When a potential customer is teetering on the edge of buying or not, testimonials are an easy way for you to influence that final push. Testimonials are reviews of your company or your product by current clients with whom you have a successful relationship. For unsure buyers, having a testimonial alleviates some of the risk of purchasing a new product. Your potential customers have already heard everything you’ve praised about your product, but an unbiased source can convert this into a purchase.
Psychologically, people also tend to follow others. Before your potential customer dives into the water, they will look to the side to see if someone else has done it, too.
Current clients who have had a good experience with you won’t begrudge a testimonial either. So don’t be afraid to ask for it!
Try some of these tips for creating unbeatable client testimonials.
- Take testimonials however they come. Testimonials can come in many forms: videos, comments on websites, and a more formal and traditional version of writing it out. There’s no telling which form of testimonial will work for your potential customer. If you sell clothing and accessories, a picture of a satisfied customer wearing your product in an appealing way can be a great testimonial!
- Make it easy on the satisfied customer. Your current clients may be willing to provide a success story, but don’t make them work too hard! Supply them any resources they need, particularly if you are planning on creating a video. If clients are having a difficult time coming up with something to say, giving them prompts or questions is appropriate.

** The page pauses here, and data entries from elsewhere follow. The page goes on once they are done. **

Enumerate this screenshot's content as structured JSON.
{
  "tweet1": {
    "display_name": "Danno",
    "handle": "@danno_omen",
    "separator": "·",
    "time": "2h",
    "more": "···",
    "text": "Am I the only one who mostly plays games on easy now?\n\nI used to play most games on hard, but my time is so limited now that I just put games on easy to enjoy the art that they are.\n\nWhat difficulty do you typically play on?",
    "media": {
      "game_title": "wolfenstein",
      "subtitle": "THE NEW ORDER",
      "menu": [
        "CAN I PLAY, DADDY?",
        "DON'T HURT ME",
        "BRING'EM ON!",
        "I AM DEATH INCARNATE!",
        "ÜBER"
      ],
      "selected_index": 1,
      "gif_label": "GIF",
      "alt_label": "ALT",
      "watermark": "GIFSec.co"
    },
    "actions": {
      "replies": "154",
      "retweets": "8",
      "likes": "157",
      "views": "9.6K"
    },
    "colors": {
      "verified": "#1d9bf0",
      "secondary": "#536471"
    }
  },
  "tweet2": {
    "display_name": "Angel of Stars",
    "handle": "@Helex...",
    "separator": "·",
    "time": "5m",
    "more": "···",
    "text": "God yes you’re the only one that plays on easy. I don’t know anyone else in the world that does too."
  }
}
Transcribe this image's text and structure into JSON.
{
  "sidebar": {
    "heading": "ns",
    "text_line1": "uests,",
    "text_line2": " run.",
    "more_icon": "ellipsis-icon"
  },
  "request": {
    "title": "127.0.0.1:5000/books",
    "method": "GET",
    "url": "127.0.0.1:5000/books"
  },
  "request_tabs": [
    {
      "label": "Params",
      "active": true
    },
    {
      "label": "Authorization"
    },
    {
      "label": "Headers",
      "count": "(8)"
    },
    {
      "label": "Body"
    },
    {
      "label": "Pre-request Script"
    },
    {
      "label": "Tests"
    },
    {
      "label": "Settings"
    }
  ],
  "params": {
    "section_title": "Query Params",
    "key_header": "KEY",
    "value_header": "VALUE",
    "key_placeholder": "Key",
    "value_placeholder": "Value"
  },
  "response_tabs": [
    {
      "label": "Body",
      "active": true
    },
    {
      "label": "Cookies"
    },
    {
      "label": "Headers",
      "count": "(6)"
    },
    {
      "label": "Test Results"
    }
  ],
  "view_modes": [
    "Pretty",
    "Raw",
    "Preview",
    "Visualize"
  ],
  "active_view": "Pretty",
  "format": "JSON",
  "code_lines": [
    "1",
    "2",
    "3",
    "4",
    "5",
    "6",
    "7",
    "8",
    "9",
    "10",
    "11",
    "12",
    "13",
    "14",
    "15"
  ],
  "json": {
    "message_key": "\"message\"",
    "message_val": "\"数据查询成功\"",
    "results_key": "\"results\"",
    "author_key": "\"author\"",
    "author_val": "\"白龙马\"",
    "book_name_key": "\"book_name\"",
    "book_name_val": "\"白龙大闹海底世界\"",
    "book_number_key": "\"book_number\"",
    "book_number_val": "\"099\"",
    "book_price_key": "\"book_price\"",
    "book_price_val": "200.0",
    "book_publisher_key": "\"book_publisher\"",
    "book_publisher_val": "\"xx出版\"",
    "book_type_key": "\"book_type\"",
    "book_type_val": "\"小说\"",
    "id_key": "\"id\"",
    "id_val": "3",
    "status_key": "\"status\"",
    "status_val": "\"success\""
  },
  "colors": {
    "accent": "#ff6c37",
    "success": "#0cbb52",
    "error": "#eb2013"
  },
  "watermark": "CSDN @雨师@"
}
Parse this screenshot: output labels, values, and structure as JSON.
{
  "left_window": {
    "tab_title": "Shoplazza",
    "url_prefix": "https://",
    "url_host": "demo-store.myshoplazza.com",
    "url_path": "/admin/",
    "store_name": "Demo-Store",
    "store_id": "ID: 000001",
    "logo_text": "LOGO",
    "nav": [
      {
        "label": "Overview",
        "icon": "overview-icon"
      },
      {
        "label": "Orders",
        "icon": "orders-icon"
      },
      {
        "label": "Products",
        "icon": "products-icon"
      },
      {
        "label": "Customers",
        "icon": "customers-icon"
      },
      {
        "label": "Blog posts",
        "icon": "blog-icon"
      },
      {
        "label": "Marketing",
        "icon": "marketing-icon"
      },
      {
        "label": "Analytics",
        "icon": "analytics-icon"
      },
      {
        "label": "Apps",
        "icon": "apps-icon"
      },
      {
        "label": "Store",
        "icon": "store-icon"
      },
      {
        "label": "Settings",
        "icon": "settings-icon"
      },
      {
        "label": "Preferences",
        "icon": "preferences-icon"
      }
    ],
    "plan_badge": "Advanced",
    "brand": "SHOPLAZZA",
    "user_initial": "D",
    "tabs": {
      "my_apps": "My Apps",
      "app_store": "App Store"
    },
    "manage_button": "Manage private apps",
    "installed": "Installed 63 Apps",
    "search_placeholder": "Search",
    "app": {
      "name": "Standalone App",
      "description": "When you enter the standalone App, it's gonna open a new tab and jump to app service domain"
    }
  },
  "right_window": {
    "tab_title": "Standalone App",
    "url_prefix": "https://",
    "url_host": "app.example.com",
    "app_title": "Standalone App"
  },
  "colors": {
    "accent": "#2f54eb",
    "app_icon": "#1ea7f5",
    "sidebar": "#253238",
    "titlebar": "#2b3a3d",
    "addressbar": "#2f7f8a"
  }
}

- Leave the customer’s voice. An authentic and organic voice will be the best attribute of your client’s testimonial. Potential customers like the testimonial over the propaganda simply because it is human. For this reason, faking a testimonial is the worst sin you can commit. People can see right through false testimonials. Let the satisfied customer’s voice shine through by not editing their words, even if there are glaring errors or if the current client admits some of your shortcomings.
- Ask for specifics. The more specific your satisfied client is, the more they take out the risk involved with buying a new product. Potential customers will feel more at ease as they make a purchase. This will also help add to the authenticity of the testimonial.
- Include information about the client. Obviously, you don’t want to ruin a good relationship with a client by eliminating their privacy. But the name of the client can add prestige, authenticity, and context to the testimonial. Ask the person giving the testimonial what information you can include about them. If your client is a business, absolutely include the company’s name. If your client is an individual, first name and occupation may suffice. This information can impress a potential client, but also help buyers determine who your product is for. For instance, if a customer sees that other purchasers of your product have been mostly teachers, they will know that your product is a good tool to use in the classroom.